Sustainability is a priority, so he says they use recycled plastic and fiberglass to build the houses.

Maguire said his company could 3D print an ADU in one day and ship it to a customer in five days. They are preparing to print 180 square foot studio units, which cost $40,000 and there is a three month waiting list as they have $4 million in pre-orders. They also plan to print larger ADUs, up to 1,200 square feet with two chambers.

Cost and time are the two biggest challenges when it comes to building ADUs, but Dana Cuff, director of cityLAB at UCLA, said each unit can go a long way toward meeting housing goals.

“There are 500,000 single-family properties in Los Angeles alone. Just say 10 of them build a legal ADU, we would have 50,000 new housing units,” she said.
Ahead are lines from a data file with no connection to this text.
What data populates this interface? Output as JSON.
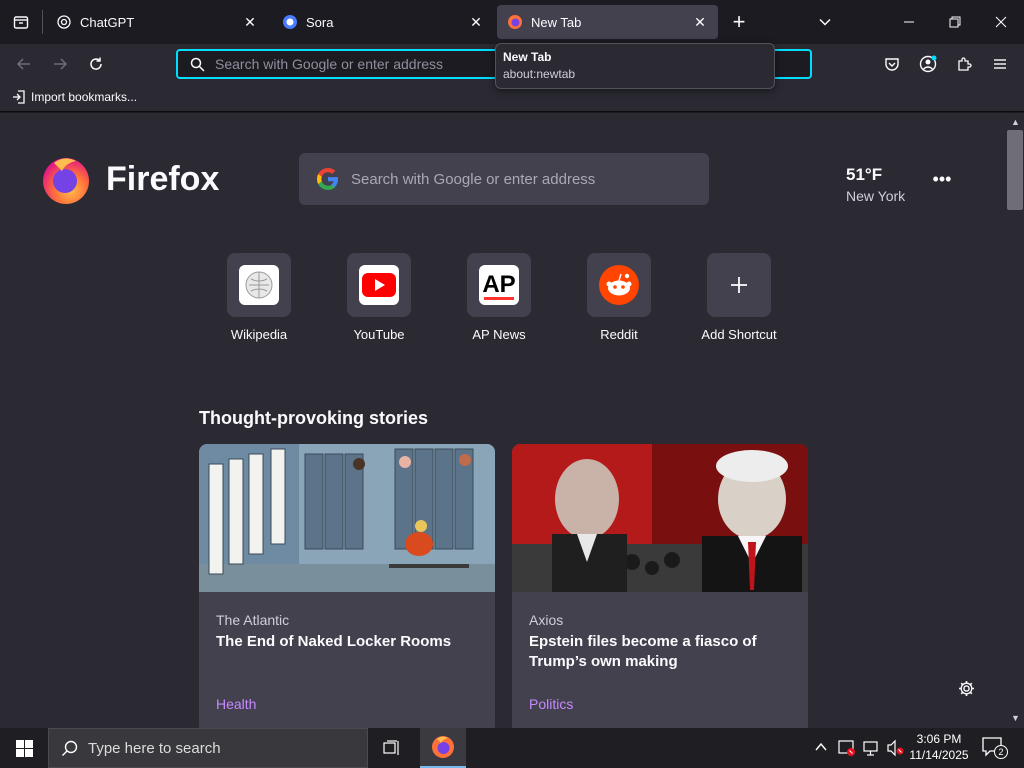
{
  "tabs": [
    {
      "label": "ChatGPT",
      "icon": "chatgpt-icon"
    },
    {
      "label": "Sora",
      "icon": "sora-icon"
    },
    {
      "label": "New Tab",
      "icon": "firefox-icon",
      "selected": true
    }
  ],
  "tooltip": {
    "title": "New Tab",
    "url": "about:newtab"
  },
  "urlbar": {
    "placeholder": "Search with Google or enter address"
  },
  "bookmarks": {
    "import_label": "Import bookmarks..."
  },
  "newtab": {
    "logo_text": "Firefox",
    "search_placeholder": "Search with Google or enter address",
    "weather": {
      "temp": "51°F",
      "location": "New York"
    },
    "shortcuts": [
      {
        "label": "Wikipedia",
        "icon": "wikipedia-icon"
      },
      {
        "label": "YouTube",
        "icon": "youtube-icon"
      },
      {
        "label": "AP News",
        "icon": "apnews-icon"
      },
      {
        "label": "Reddit",
        "icon": "reddit-icon"
      },
      {
        "label": "Add Shortcut",
        "icon": "plus-icon"
      }
    ],
    "stories_heading": "Thought-provoking stories",
    "stories": [
      {
        "source": "The Atlantic",
        "headline": "The End of Naked Locker Rooms",
        "topic": "Health"
      },
      {
        "source": "Axios",
        "headline": "Epstein files become a fiasco of Trump’s own making",
        "topic": "Politics"
      }
    ]
  },
  "taskbar": {
    "search_placeholder": "Type here to search",
    "time": "3:06 PM",
    "date": "11/14/2025",
    "notification_count": "2"
  },
  "colors": {
    "accent": "#00ddff",
    "topic": "#c689ff",
    "bg": "#2b2a33",
    "tile": "#42414d"
  }
}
Cuff co-authored California state legislation in 2016 that makes it easier to build ADUs and said 3D printing holds great promise.

“It can be more cost effective and more importantly more efficient in terms of time and the whole destabilizing aspect of construction,” she said. “You still have to build a foundation and do the same infrastructure work that you would for another unit.”

Maguire estimates that less than 1% of people have ever seen a 3D-printed house, but he hopes to change that, first with ADUs and then larger houses.

“I see that in five years, ten years, that number will be more like 20% and that number will increase,” he said.